Sentinel Digital Desk
A working paper from the Economic Advisory Council to the Prime Minister (EAC-PM) reveals significant differences in the economic performance of Indian states. The report highlights how some states have surged ahead, while others lag behind in terms of per capita income and GDP contribution.
In 1991, the per capita income of five large southern states — Karnataka, Andhra Pradesh, Telangana, Kerala, and Tamil Nadu — was below the national average. Since India's economic liberalisation, these states have experienced rapid growth and are now the richest in the country.
The per capita income shown here should be read as a percentage of the national average. 100% would mean twice that of the national average. The five large southern states together accounted for approximately 30% of India's GDP in the financial year ending March 2024. Telangana, the youngest state formed in 2014, has played a key role in this growth.
Maharashtra, home to Mumbai, India’s financial capital, remains the largest contributor to the country’s GDP. However, its share has declined from over 15% a decade and a half ago to 13.3% today.
Uttar Pradesh's share of India's GDP has dropped from 14% in 1960-61 to 9.5% today. Despite being the third most populous state, Bihar’s contribution is only 4.3%.

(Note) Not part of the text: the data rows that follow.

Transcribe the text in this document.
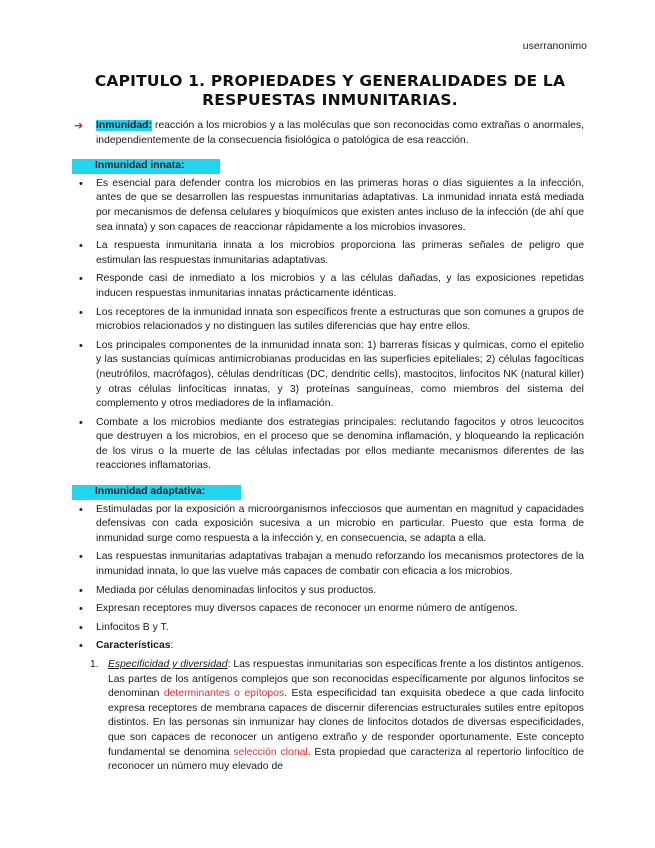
userranonimo
CAPITULO 1. PROPIEDADES Y GENERALIDADES DE LA RESPUESTAS INMUNITARIAS.
➜ Inmunidad: reacción a los microbios y a las moléculas que son reconocidas como extrañas o anormales, independientemente de la consecuencia fisiológica o patológica de esa reacción.
Inmunidad innata:
• Es esencial para defender contra los microbios en las primeras horas o días siguientes a la infección, antes de que se desarrollen las respuestas inmunitarias adaptativas. La inmunidad innata está mediada por mecanismos de defensa celulares y bioquímicos que existen antes incluso de la infección (de ahí que sea innata) y son capaces de reaccionar rápidamente a los microbios invasores.
• La respuesta inmunitaria innata a los microbios proporciona las primeras señales de peligro que estimulan las respuestas inmunitarias adaptativas.
• Responde casi de inmediato a los microbios y a las células dañadas, y las exposiciones repetidas inducen respuestas inmunitarias innatas prácticamente idénticas.
• Los receptores de la inmunidad innata son específicos frente a estructuras que son comunes a grupos de microbios relacionados y no distinguen las sutiles diferencias que hay entre ellos.
• Los principales componentes de la inmunidad innata son: 1) barreras físicas y químicas, como el epitelio y las sustancias químicas antimicrobianas producidas en las superficies epiteliales; 2) células fagocíticas (neutrófilos, macrófagos), células dendríticas (DC, dendritic cells), mastocitos, linfocitos NK (natural killer) y otras células linfocíticas innatas, y 3) proteínas sanguíneas, como miembros del sistema del complemento y otros mediadores de la inflamación.
• Combate a los microbios mediante dos estrategias principales: reclutando fagocitos y otros leucocitos que destruyen a los microbios, en el proceso que se denomina inflamación, y bloqueando la replicación de los virus o la muerte de las células infectadas por ellos mediante mecanismos diferentes de las reacciones inflamatorias.
Inmunidad adaptativa:
• Estimuladas por la exposición a microorganismos infecciosos que aumentan en magnitud y capacidades defensivas con cada exposición sucesiva a un microbio en particular. Puesto que esta forma de inmunidad surge como respuesta a la infección y, en consecuencia, se adapta a ella.
• Las respuestas inmunitarias adaptativas trabajan a menudo reforzando los mecanismos protectores de la inmunidad innata, lo que las vuelve más capaces de combatir con eficacia a los microbios.
• Mediada por células denominadas linfocitos y sus productos.
• Expresan receptores muy diversos capaces de reconocer un enorme número de antígenos.
• Linfocitos B y T.
• Características:
1. Especificidad y diversidad: Las respuestas inmunitarias son específicas frente a los distintos antígenos. Las partes de los antígenos complejos que son reconocidas específicamente por algunos linfocitos se denominan determinantes o epítopos. Esta especificidad tan exquisita obedece a que cada linfocito expresa receptores de membrana capaces de discernir diferencias estructurales sutiles entre epítopos distintos. En las personas sin inmunizar hay clones de linfocitos dotados de diversas especificidades, que son capaces de reconocer un antígeno extraño y de responder oportunamente. Este concepto fundamental se denomina selección clonal. Esta propiedad que caracteriza al repertorio linfocítico de reconocer un número muy elevado de
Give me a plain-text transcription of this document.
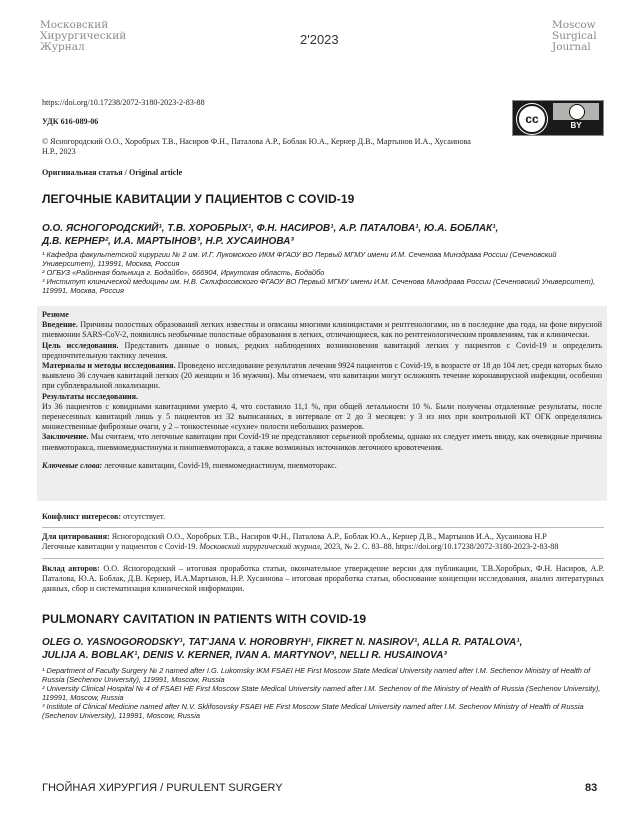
Московский
Хирургический
Журнал	2'2023
Moscow
Surgical
Journal
https://doi.org/10.17238/2072-3180-2023-2-83-88
УДК 616-089-06	cc	BY
© Ясногородский О.О., Хоробрых Т.В., Насиров Ф.Н., Паталова А.Р., Боблак Ю.А., Кернер Д.В., Мартынов И.А., Хусаинова Н.Р., 2023
Оригинальная статья / Original article
ЛЕГОЧНЫЕ КАВИТАЦИИ У ПАЦИЕНТОВ С COVID-19
О.О. ЯСНОГОРОДСКИЙ¹, Т.В. ХОРОБРЫХ¹, Ф.Н. НАСИРОВ¹, А.Р. ПАТАЛОВА¹, Ю.А. БОБЛАК¹,
Д.В. КЕРНЕР², И.А. МАРТЫНОВ³, Н.Р. ХУСАИНОВА³
¹ Кафедра факультетской хирургии № 2 им. И.Г. Лукомского ИКМ ФГАОУ ВО Первый МГМУ имени И.М. Сеченова Минздрава России (Сеченовский Университет), 119991, Москва, Россия
² ОГБУЗ «Районная больница г. Бодайбо», 666904, Иркутская область, Бодайбо
³ Институт клинической медицины им. Н.В. Склифосовского ФГАОУ ВО Первый МГМУ имени И.М. Сеченова Минздрава России (Сеченовский Университет), 119991, Москва, Россия

Резюме

Введение. Причины полостных образований легких известны и описаны многими клиницистами и рентгенологами, но в последние два года, на фоне вирусной пневмонии SARS-CoV-2, появились необычные полостные образования в легких, отличающиеся, как по рентгенологическим проявлениям, так и клинически.

Цель исследования. Представить данные о новых, редких наблюдениях возникновения кавитаций легких у пациентов с Covid-19 и определить предпочтительную тактику лечения.

Материалы и методы исследования. Проведено исследование результатов лечения 9924 пациентов с Covid-19, в возрасте от 18 до 104 лет, среди которых было выявлено 36 случаев кавитаций легких (20 женщин и 16 мужчин). Мы отмечаем, что кавитации могут осложнять течение коронавирусной инфекции, особенно при субплевральной локализации.

Результаты исследования.

Из 36 пациентов с ковидными кавитациями умерло 4, что составило 11,1 %, при общей летальности 10 %. Были получены отдаленные результаты, после перенесенных кавитаций лишь у 5 пациентов из 32 выписанных, в интервале от 2 до 3 месяцев: у 3 из них при контрольной КТ ОГК определялись множественные фиброзные очаги, у 2 – тонкостенные «сухие» полости небольших размеров.

Заключение. Мы считаем, что легочные кавитации при Covid-19 не представляют серьезной проблемы, однако их следует иметь ввиду, как очевидные причины пневмоторакса, пневмомедиастинума и пиопневмоторакса, а также возможных источников легочного кровотечения.

Ключевые слова: легочные кавитации, Covid-19, пневмомедиастинум, пневмоторакс.

Конфликт интересов: отсутствует.
Для цитирования: Ясногородский О.О., Хоробрых Т.В., Насиров Ф.Н., Паталова А.Р., Боблак Ю.А., Кернер Д.В., Мартынов И.А., Хусаинова Н.Р
Легочные кавитации у пациентов с Covid-19. Московский хирургический журнал, 2023, № 2. С. 83–88. https://doi.org/10.17238/2072-3180-2023-2-83-88
Вклад авторов: О.О. Ясногородский – итоговая проработка статьи, окончательное утверждение версии для публикации, Т.В.Хоробрых, Ф.Н. Насиров, А.Р. Паталова, Ю.А. Боблак, Д.В. Кернер, И.А.Мартынов, Н.Р. Хусаинова – итоговая проработка статьи, обоснование концепции исследования, анализ литературных данных, сбор и систематизация клинической информации.
PULMONARY CAVITATION IN PATIENTS WITH COVID-19
OLEG O. YASNOGORODSKY¹, TAT'JANA V. HOROBRYH¹, FIKRET N. NASIROV¹, ALLA R. PATALOVA¹,
JULIJA A. BOBLAK¹, DENIS V. KERNER, IVAN A. MARTYNOV³, NELLI R. HUSAINOVA³
¹ Department of Faculty Surgery № 2 named after I.G. Lukomsky IKM FSAEI HE First Moscow State Medical University named after I.M. Sechenov Ministry of Health of Russia (Sechenov University), 119991, Moscow, Russia
² University Clinical Hospital № 4 of FSAEI HE First Moscow State Medical University named after I.M. Sechenov of the Ministry of Health of Russia (Sechenov University), 119991, Moscow, Russia
³ Institute of Clinical Medicine named after N.V. Sklifosovsky FSAEI HE First Moscow State Medical University named after I.M. Sechenov Ministry of Health of Russia (Sechenov University), 119991, Moscow, Russia
ГНОЙНАЯ ХИРУРГИЯ / PURULENT SURGERY	83
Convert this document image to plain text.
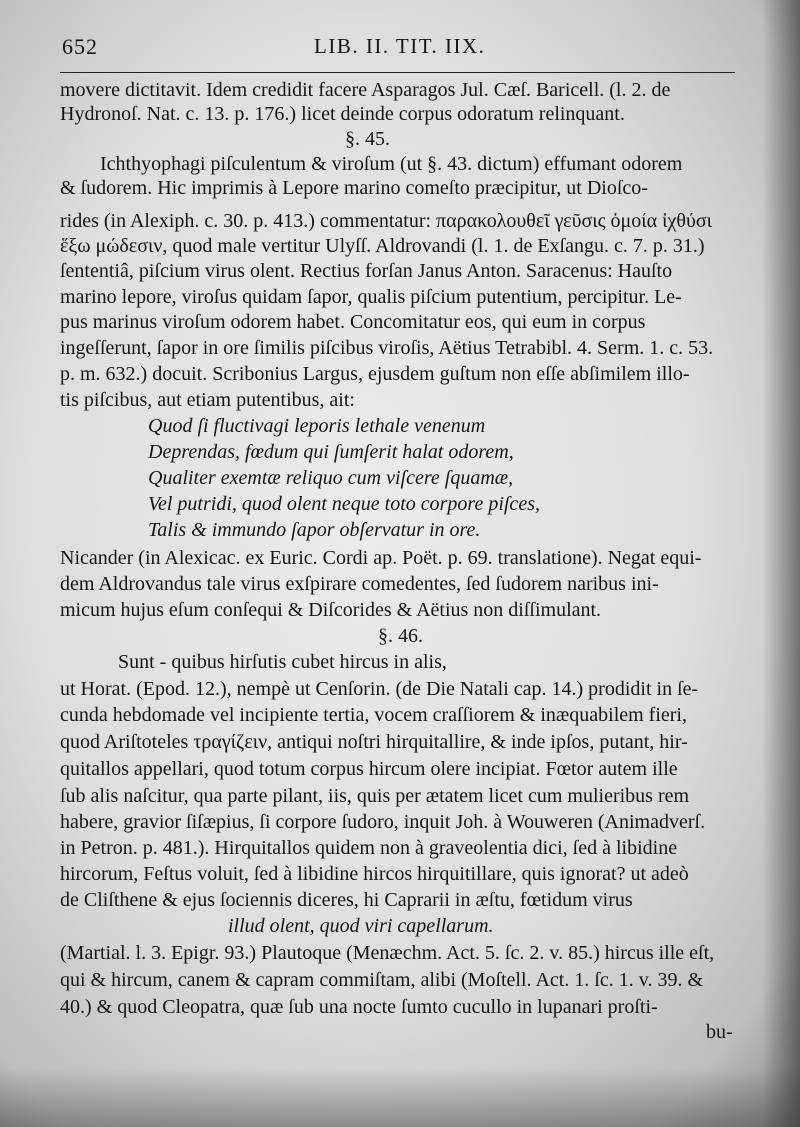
652	LIB. II. TIT. IIX.
movere dictitavit. Idem credidit facere Asparagos Jul. Cæſ. Baricell. (l. 2. de
Hydronoſ. Nat. c. 13. p. 176.) licet deinde corpus odoratum relinquant.
§. 45.
Ichthyophagi piſculentum & viroſum (ut §. 43. dictum) effumant odorem
& ſudorem. Hic imprimis à Lepore marino comeſto præcipitur, ut Dioſco-
rides (in Alexiph. c. 30. p. 413.) commentatur: παρακολουθεῖ γεῦσις ὁμοία ἰχθύσι
ἕξω μώδεσιν, quod male vertitur Ulyſſ. Aldrovandi (l. 1. de Exſangu. c. 7. p. 31.)
ſententiâ, piſcium virus olent. Rectius forſan Janus Anton. Saracenus: Hauſto
marino lepore, viroſus quidam ſapor, qualis piſcium putentium, percipitur. Le-
pus marinus viroſum odorem habet. Concomitatur eos, qui eum in corpus
ingeſſerunt, ſapor in ore ſimilis piſcibus viroſis, Aëtius Tetrabibl. 4. Serm. 1. c. 53.
p. m. 632.) docuit. Scribonius Largus, ejusdem guſtum non eſſe abſimilem illo-
tis piſcibus, aut etiam putentibus, ait:
Quod ſi fluctivagi leporis lethale venenum
Deprendas, fœdum qui ſumſerit halat odorem,
Qualiter exemtæ reliquo cum viſcere ſquamæ,
Vel putridi, quod olent neque toto corpore piſces,
Talis & immundo ſapor obſervatur in ore.
Nicander (in Alexicac. ex Euric. Cordi ap. Poët. p. 69. translatione). Negat equi-
dem Aldrovandus tale virus exſpirare comedentes, ſed ſudorem naribus ini-
micum hujus eſum conſequi & Diſcorides & Aëtius non diſſimulant.
§. 46.
Sunt - quibus hirſutis cubet hircus in alis,
ut Horat. (Epod. 12.), nempè ut Cenſorin. (de Die Natali cap. 14.) prodidit in ſe-
cunda hebdomade vel incipiente tertia, vocem craſſiorem & inæquabilem fieri,
quod Ariſtoteles τραγίζειν, antiqui noſtri hirquitallire, & inde ipſos, putant, hir-
quitallos appellari, quod totum corpus hircum olere incipiat. Fœtor autem ille
ſub alis naſcitur, qua parte pilant, iis, quis per ætatem licet cum mulieribus rem
habere, gravior ſiſæpius, ſi corpore ſudoro, inquit Joh. à Wouweren (Animadverſ.
in Petron. p. 481.). Hirquitallos quidem non à graveolentia dici, ſed à libidine
hircorum, Feſtus voluit, ſed à libidine hircos hirquitillare, quis ignorat? ut adeò
de Cliſthene & ejus ſociennis diceres, hi Caprarii in æſtu, fœtidum virus
illud olent, quod viri capellarum.
(Martial. l. 3. Epigr. 93.) Plautoque (Menæchm. Act. 5. ſc. 2. v. 85.) hircus ille eſt,
qui & hircum, canem & capram commiſtam, alibi (Moſtell. Act. 1. ſc. 1. v. 39. &
40.) & quod Cleopatra, quæ ſub una nocte ſumto cucullo in lupanari proſti-
bu-
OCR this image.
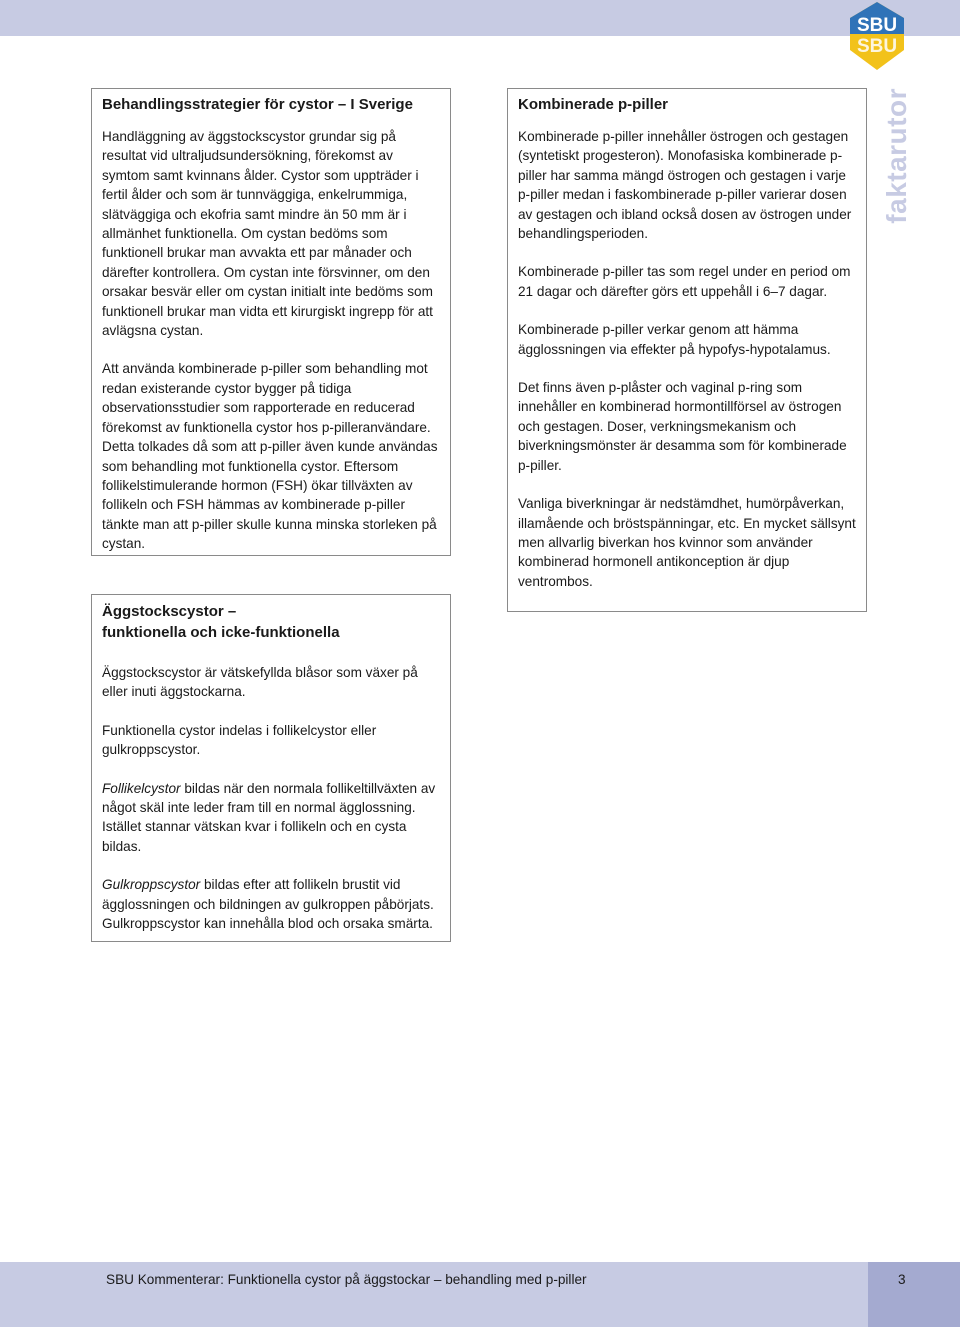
SBU
SBU
faktarutor
Behandlingsstrategier för cystor – I Sverige

Handläggning av äggstockscystor grundar sig på resultat vid ultraljudsundersökning, förekomst av symtom samt kvinnans ålder. Cystor som uppträder i fertil ålder och som är tunnväggiga, enkelrummiga, slätväggiga och ekofria samt mindre än 50 mm är i allmänhet funktionella. Om cystan bedöms som funktionell brukar man avvakta ett par månader och därefter kontrollera. Om cystan inte försvinner, om den orsakar besvär eller om cystan initialt inte bedöms som funktionell brukar man vidta ett kirurgiskt ingrepp för att avlägsna cystan.

Att använda kombinerade p-piller som behandling mot redan existerande cystor bygger på tidiga observationsstudier som rapporterade en reducerad förekomst av funktionella cystor hos p-pilleranvändare. Detta tolkades då som att p-piller även kunde användas som behandling mot funktionella cystor. Eftersom follikelstimulerande hormon (FSH) ökar tillväxten av follikeln och FSH hämmas av kombinerade p-piller tänkte man att p-piller skulle kunna minska storleken på cystan.

Äggstockscystor –
funktionella och icke-funktionella

Äggstockscystor är vätskefyllda blåsor som växer på eller inuti äggstockarna.

Funktionella cystor indelas i follikelcystor eller gulkroppscystor.

Follikelcystor bildas när den normala follikeltillväxten av något skäl inte leder fram till en normal ägglossning. Istället stannar vätskan kvar i follikeln och en cysta bildas.

Gulkroppscystor bildas efter att follikeln brustit vid ägglossningen och bildningen av gulkroppen påbörjats. Gulkroppscystor kan innehålla blod och orsaka smärta.

Kombinerade p-piller

Kombinerade p-piller innehåller östrogen och gestagen (syntetiskt progesteron). Monofasiska kombinerade p-piller har samma mängd östrogen och gestagen i varje p-piller medan i faskombinerade p-piller varierar dosen av gestagen och ibland också dosen av östrogen under behandlingsperioden.

Kombinerade p-piller tas som regel under en period om 21 dagar och därefter görs ett uppehåll i 6–7 dagar.

Kombinerade p-piller verkar genom att hämma ägglossningen via effekter på hypofys-hypotalamus.

Det finns även p-plåster och vaginal p-ring som innehåller en kombinerad hormontillförsel av östrogen och gestagen. Doser, verkningsmekanism och biverkningsmönster är desamma som för kombinerade p-piller.

Vanliga biverkningar är nedstämdhet, humörpåverkan, illamående och bröstspänningar, etc. En mycket sällsynt men allvarlig biverkan hos kvinnor som använder kombinerad hormonell antikonception är djup ventrombos.

SBU Kommenterar: Funktionella cystor på äggstockar – behandling med p-piller	3
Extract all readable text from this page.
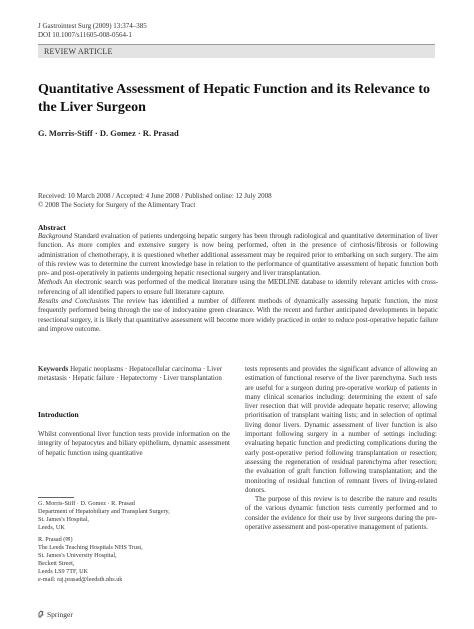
J Gastrointest Surg (2009) 13:374–385
DOI 10.1007/s11605-008-0564-1
REVIEW ARTICLE
Quantitative Assessment of Hepatic Function and its Relevance to the Liver Surgeon
G. Morris-Stiff · D. Gomez · R. Prasad
Received: 10 March 2008 / Accepted: 4 June 2008 / Published online: 12 July 2008
© 2008 The Society for Surgery of the Alimentary Tract
Abstract

Background Standard evaluation of patients undergoing hepatic surgery has been through radiological and quantitative determination of liver function. As more complex and extensive surgery is now being performed, often in the presence of cirrhosis/fibrosis or following administration of chemotherapy, it is questioned whether additional assessment may be required prior to embarking on such surgery. The aim of this review was to determine the current knowledge base in relation to the performance of quantitative assessment of hepatic function both pre- and post-operatively in patients undergoing hepatic resectional surgery and liver transplantation.

Methods An electronic search was performed of the medical literature using the MEDLINE database to identify relevant articles with cross-referencing of all identified papers to ensure full literature capture.

Results and Conclusions The review has identified a number of different methods of dynamically assessing hepatic function, the most frequently performed being through the use of indocyanine green clearance. With the recent and further anticipated developments in hepatic resectional surgery, it is likely that quantitative assessment will become more widely practiced in order to reduce post-operative hepatic failure and improve outcome.

Keywords Hepatic neoplasms · Hepatocellular carcinoma · Liver metastasis · Hepatic failure · Hepatectomy · Liver transplantation
Introduction

Whilst conventional liver function tests provide information on the integrity of hepatocytes and biliary epithelium, dynamic assessment of hepatic function using quantitative

G. Morris-Stiff · D. Gomez · R. Prasad
Department of Hepatobiliary and Transplant Surgery,
St. James's Hospital,
Leeds, UK
R. Prasad (✉)
The Leeds Teaching Hospitals NHS Trust,
St. James's University Hospital,
Beckett Street,
Leeds LS9 7TF, UK
e-mail: raj.prasad@leedsth.nhs.uk

tests represents and provides the significant advance of allowing an estimation of functional reserve of the liver parenchyma. Such tests are useful for a surgeon during pre-operative workup of patients in many clinical scenarios including: determining the extent of safe liver resection that will provide adequate hepatic reserve; allowing prioritisation of transplant waiting lists; and in selection of optimal living donor livers. Dynamic assessment of liver function is also important following surgery in a number of settings including: evaluating hepatic function and predicting complications during the early post-operative period following transplantation or resection; assessing the regeneration of residual parenchyma after resection; the evaluation of graft function following transplantation; and the monitoring of residual function of remnant livers of living-related donors.

The purpose of this review is to describe the nature and results of the various dynamic function tests currently performed and to consider the evidence for their use by liver surgeons during the pre-operative assessment and post-operative management of patients.

Springer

Punjab's per capita income surged during the Green Revolution, rising to 169% of the national average by 1971. However, growth slowed by 1991, and today, the state's per capita income remains at 106%, still more than twice the national average.
Haryana has seen a sharp rise in per capita income, reaching 176.8% of the national average. Much of this growth began at the turn of the century, showcasing its increasing economic strength.